At the +SocialGood Summit in New York this weekend, girl advocates from the Malala Fund and RiseUp, women leaders, and accomplished, inspiring women like Helen Clark and Samantha Power appeared before audiences reinforcing the importance of valuing women. Helen Clark defended her aspirations towards for the next Secretary General with poise and confidence, and Memory Banda from Rise Up emphasized her active role in helping communities across Malawi. Yet for global development to occur and mitigate global hunger, and to give girls access to equal opportunities and education, we also must build global partnerships between communities.

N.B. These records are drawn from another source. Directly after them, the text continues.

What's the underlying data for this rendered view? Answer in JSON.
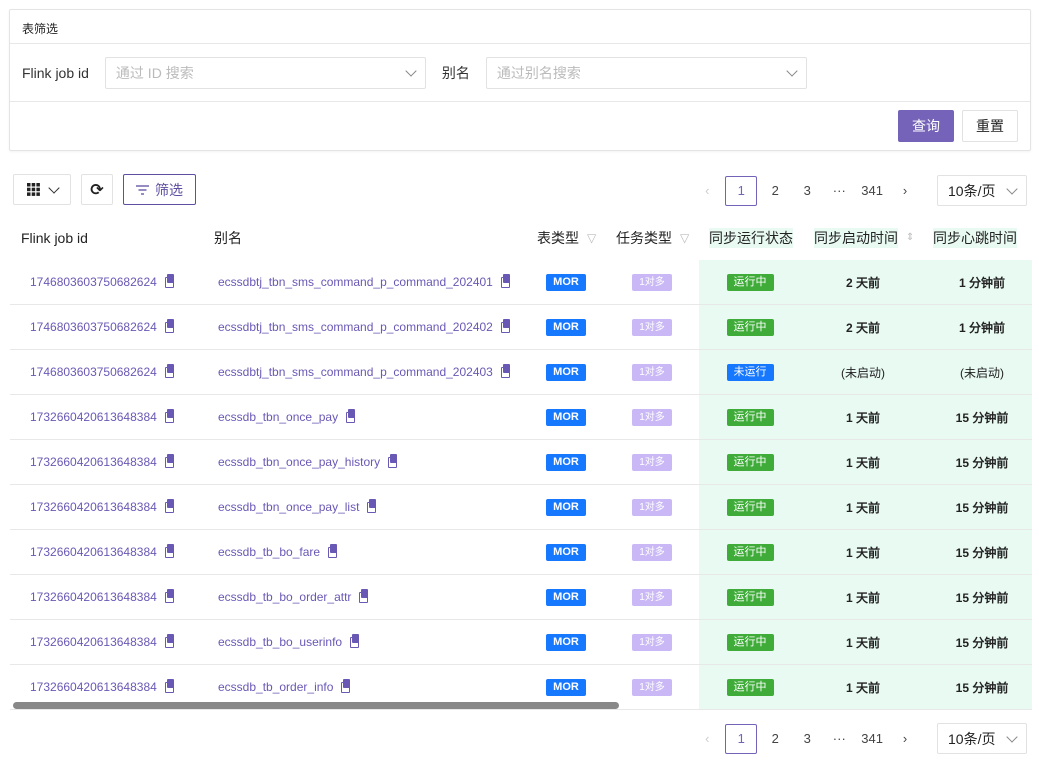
{
  "filter_card": {
    "title": "表筛选",
    "job_id_label": "Flink job id",
    "job_id_placeholder": "通过 ID 搜索",
    "alias_label": "别名",
    "alias_placeholder": "通过别名搜索",
    "query_label": "查询",
    "reset_label": "重置"
  },
  "toolbar": {
    "filter_label": "筛选"
  },
  "pagination": {
    "pages": [
      "1",
      "2",
      "3",
      "···",
      "341"
    ],
    "current": "1",
    "page_size": "10条/页"
  },
  "colors": {
    "primary": "#7563b9",
    "mor": "#1677ff",
    "task_type": "#c9b8f5",
    "running": "#3fac3a",
    "not_running": "#1677ff",
    "status_bg": "#e8faf2"
  },
  "table": {
    "headers": [
      "Flink job id",
      "别名",
      "表类型",
      "任务类型",
      "同步运行状态",
      "同步启动时间",
      "同步心跳时间"
    ],
    "rows": [
      {
        "job_id": "1746803603750682624",
        "alias": "ecssdbtj_tbn_sms_command_p_command_202401",
        "table_type": "MOR",
        "task_type": "1对多",
        "status": "运行中",
        "start": "2 天前",
        "heartbeat": "1 分钟前"
      },
      {
        "job_id": "1746803603750682624",
        "alias": "ecssdbtj_tbn_sms_command_p_command_202402",
        "table_type": "MOR",
        "task_type": "1对多",
        "status": "运行中",
        "start": "2 天前",
        "heartbeat": "1 分钟前"
      },
      {
        "job_id": "1746803603750682624",
        "alias": "ecssdbtj_tbn_sms_command_p_command_202403",
        "table_type": "MOR",
        "task_type": "1对多",
        "status": "未运行",
        "start": "(未启动)",
        "heartbeat": "(未启动)"
      },
      {
        "job_id": "1732660420613648384",
        "alias": "ecssdb_tbn_once_pay",
        "table_type": "MOR",
        "task_type": "1对多",
        "status": "运行中",
        "start": "1 天前",
        "heartbeat": "15 分钟前"
      },
      {
        "job_id": "1732660420613648384",
        "alias": "ecssdb_tbn_once_pay_history",
        "table_type": "MOR",
        "task_type": "1对多",
        "status": "运行中",
        "start": "1 天前",
        "heartbeat": "15 分钟前"
      },
      {
        "job_id": "1732660420613648384",
        "alias": "ecssdb_tbn_once_pay_list",
        "table_type": "MOR",
        "task_type": "1对多",
        "status": "运行中",
        "start": "1 天前",
        "heartbeat": "15 分钟前"
      },
      {
        "job_id": "1732660420613648384",
        "alias": "ecssdb_tb_bo_fare",
        "table_type": "MOR",
        "task_type": "1对多",
        "status": "运行中",
        "start": "1 天前",
        "heartbeat": "15 分钟前"
      },
      {
        "job_id": "1732660420613648384",
        "alias": "ecssdb_tb_bo_order_attr",
        "table_type": "MOR",
        "task_type": "1对多",
        "status": "运行中",
        "start": "1 天前",
        "heartbeat": "15 分钟前"
      },
      {
        "job_id": "1732660420613648384",
        "alias": "ecssdb_tb_bo_userinfo",
        "table_type": "MOR",
        "task_type": "1对多",
        "status": "运行中",
        "start": "1 天前",
        "heartbeat": "15 分钟前"
      },
      {
        "job_id": "1732660420613648384",
        "alias": "ecssdb_tb_order_info",
        "table_type": "MOR",
        "task_type": "1对多",
        "status": "运行中",
        "start": "1 天前",
        "heartbeat": "15 分钟前"
      }
    ]
  }
}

The question of culture and international development is thorny and complex, but we must start discussing ways to navigate that successfully to achieve our goals by 2030. The story of Malala is heartwarming and incredible, and as she advocates for girls’ education globally, she speaks for other girls in the Swaat Valley, where an education for a girl is still difficult. As global community members, we must respect the views and opinions of other cultures, whether that involves eating certain foods or celebrating certain holidays. But when our Global Goals clash with cultural norms we must ask: to what extent do we impose our hopes for development? We must find a way to do that respectfully. As we continue our discussions of global development and goal 17, which involves fostering global partnerships, we must continue to build partnerships across the public and private sector as well as local governments.